Фил застыл. Письмо лежало в его пальцах, будто приросло к ним. Он не моргал, не дышал. Только глаза, быстро, почти судорожно, пробегали по ставшим ненавистными закорючкам снова и снова.
Ему вдруг стало холодно. Или жарко. Тело жило по каким-то своим особым законам термодинамики.
Он сел на край кровати, крепко вцепившись в листок. На секунду показалось, что под полом кто-то ходит, что шаги снизу поднимаются прямо к нему в горло, давят, прижимают.
– Блять, – выдохнул он, почти шепотом.
Он вспомнил тот момент, будто он произошел минуту назад. То, что он пытался забыть. То, чем не гордился. То, за что себя ненавидел. То, за что сам не мог себя простить.
Фил сжал письмо так сильно, что оно зашуршало в пальцах. Он, повторив за Тео, скомкал его и отправил в карман своих шорт. Затем встал и нервно зашагал по комнате.
Ему тоже захотелось что-нибудь ударить, но в последний момент решил не уподобляться соседу. Хотя письмо, и вправду, вызвало ненависть к дверным косякам. Как и ко всему в этой комнате, и наверное, во всем доме, мире, земном шаре.
– Ну ты и козлина, Ной, – сказал он куда-то в сторону книжных полок, будто друг пристроился там между старыми выпусками манги и легендарной «Энциклопедией для мальчиков», ставшей их Библией в седьмом классе.
***
Соседняя комната – спальня родителей. Та, что предназначалась для Леона и Астель. Атмосфера там была… располагающей – кровать с балдахином, рюши, впечатляющее количество подушек. Не хватало только пачки презервативов и смазки, чтобы намек читался еще лучше.
Астель вошла первой и тут же остановилась на пороге.
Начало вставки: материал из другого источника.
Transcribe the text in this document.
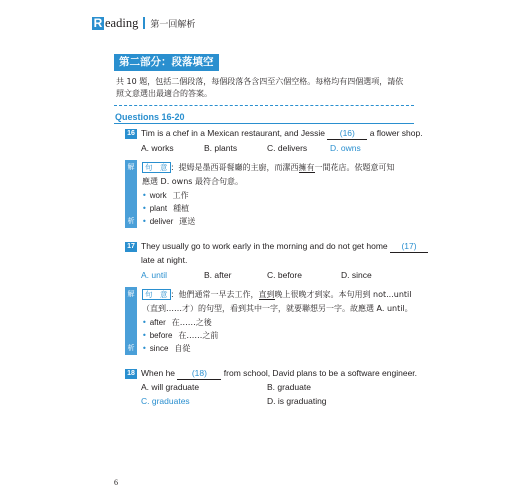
R eading 第一回解析
第二部分：段落填空
共 10 題，包括二個段落，每個段落各含四至六個空格。每格均有四個選項，請依
照文意選出最適合的答案。
Questions 16-20
16 Tim is a chef in a Mexican restaurant, and Jessie (16) a flower shop.
A. works	B. plants	C. delivers	D. owns
解
析
句　意 ：提姆是墨西哥餐廳的主廚，而潔西擁有一間花店。依題意可知
應選 D. owns 最符合句意。
• work 工作
• plant 種植
• deliver 運送
17 They usually go to work early in the morning and do not get home (17)
late at night.
A. until	B. after	C. before	D. since
解
析
句　意 ：他們通常一早去工作，直到晚上很晚才到家。本句用到 not...until
（直到……才）的句型，看到其中一字，就要聯想另一字。故應選 A. until。
• after 在……之後
• before 在……之前
• since 自從
18 When he (18) from school, David plans to be a software engineer.
A. will graduate	B. graduate
C. graduates	D. is graduating
6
– О, Господи, – выдохнула она, – я что, в прошлой жизни снималась в какой-то мелодраме?
Леон заглянул ей через плечо, оценивающе осмотрел балдахин и атласное покрывало алого цвета на кровати.
– Только свечей не хватает.
– Тебе – только мозгов, – отрезала Астель и зашла внутрь, словно ее не смущало ни рюш, ни Леон, ни их прошлое.
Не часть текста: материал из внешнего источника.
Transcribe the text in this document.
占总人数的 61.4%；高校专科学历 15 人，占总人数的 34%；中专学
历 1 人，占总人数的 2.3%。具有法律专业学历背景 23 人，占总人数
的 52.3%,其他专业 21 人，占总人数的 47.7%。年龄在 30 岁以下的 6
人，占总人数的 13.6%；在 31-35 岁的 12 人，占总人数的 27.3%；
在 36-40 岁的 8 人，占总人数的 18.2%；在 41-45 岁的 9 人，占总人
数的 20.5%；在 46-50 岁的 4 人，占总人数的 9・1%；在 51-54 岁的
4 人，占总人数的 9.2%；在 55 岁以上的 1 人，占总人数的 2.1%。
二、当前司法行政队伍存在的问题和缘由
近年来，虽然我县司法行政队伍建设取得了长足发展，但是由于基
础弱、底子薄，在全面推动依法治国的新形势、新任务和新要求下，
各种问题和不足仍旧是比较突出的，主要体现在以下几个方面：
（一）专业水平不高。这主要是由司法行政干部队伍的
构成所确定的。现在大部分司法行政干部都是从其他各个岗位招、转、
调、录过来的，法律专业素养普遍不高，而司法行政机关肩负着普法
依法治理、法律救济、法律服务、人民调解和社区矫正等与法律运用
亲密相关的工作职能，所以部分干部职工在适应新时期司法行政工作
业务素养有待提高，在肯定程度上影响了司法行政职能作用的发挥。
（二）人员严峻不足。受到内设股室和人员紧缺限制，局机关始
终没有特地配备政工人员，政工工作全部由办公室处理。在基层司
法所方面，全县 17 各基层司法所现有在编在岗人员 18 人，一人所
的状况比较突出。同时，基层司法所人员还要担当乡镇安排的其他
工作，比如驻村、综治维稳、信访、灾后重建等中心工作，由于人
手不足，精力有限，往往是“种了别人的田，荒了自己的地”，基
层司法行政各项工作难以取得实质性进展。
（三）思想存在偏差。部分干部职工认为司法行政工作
Он усмехнулся, но замолчал. В какой-то момент даже он понял, что шутки заканчиваются там, где начинается напряжение. И здесь оно стояло стеной, сотканной из бархата и неловкого прошлого.
На подушках – поверх струящейся ткани и намеков – лежали два белых конверта. Как приглашения на бал или сертификаты для посещения SPA в подарок от отеля. Только без даты и без шанса отказаться.
Астель заметила их первой, подошла ближе, взяла тот, где было написано ее имя.
– Надеюсь там внушительные чеки, раз уж из нас делают молодоженов, – пробормотала она и передала Леону второй.
Он уселся на край кровати, крутанул конверт в руках, словно искал подвох.
– Ты первая, – сказал он, глядя на Астель.
– Типично. Не понимаю, почему тебя все считают таким крутым.
– Не делай вид, что знаешь меня, – обиженно буркнул Леон.
– Я знаю тебя лучше всех, – Астель усмехнулась и поддела ноготком клапан конверта.
– Я просто уважаю твой опыт. Вдруг это тест на совместимость или интеллект.
– Тогда тебе его точно не пройти, – буркнула она, вскрывая бумагу.
«Ты всегда знала, как выглядеть правильной. Улыбка, отличные оценки, безупречный стиль, идеальные отношения. Даже когда тебя предавали – ты оставалась безупречной.
Но идеальные люди не поступают подло. Ты боишься, что если твоя идеальная яхта даст течь – все потонет. Но, может быть, это и есть выход?
Стань собой, Астель. Не витриной. Не отражением ожиданий.
Ты знаешь, что надо сделать. Или хочешь, чтобы кто-то другой рассказал ему? Ей?»
Астель оторвалась от письма и поспешила натянуть на лицо непроницаемое выражение и дежурную улыбку. Аккуратно сложила листок. Вернула его в конверт. Закрыла клапан и пригладила сгиб.
Внутри бушевало что-то недоброе. Что-то разрушительное. Снаружи – тотальный контроль. Эмоций, мимики, жестов, даже дыхания.
Но пальцы… Пальцы дрожали. Едва заметно – будто от холода, которого здесь не было. Она все сделала правильно. Как всегда.
– Что там? – непонимающе спросил Леон, глядя на то, как осанка Астель от прочитанного выпрямилась, а плечи неестественно расправились. Казалось, что на место девушки незаметно посадили неживую куклу.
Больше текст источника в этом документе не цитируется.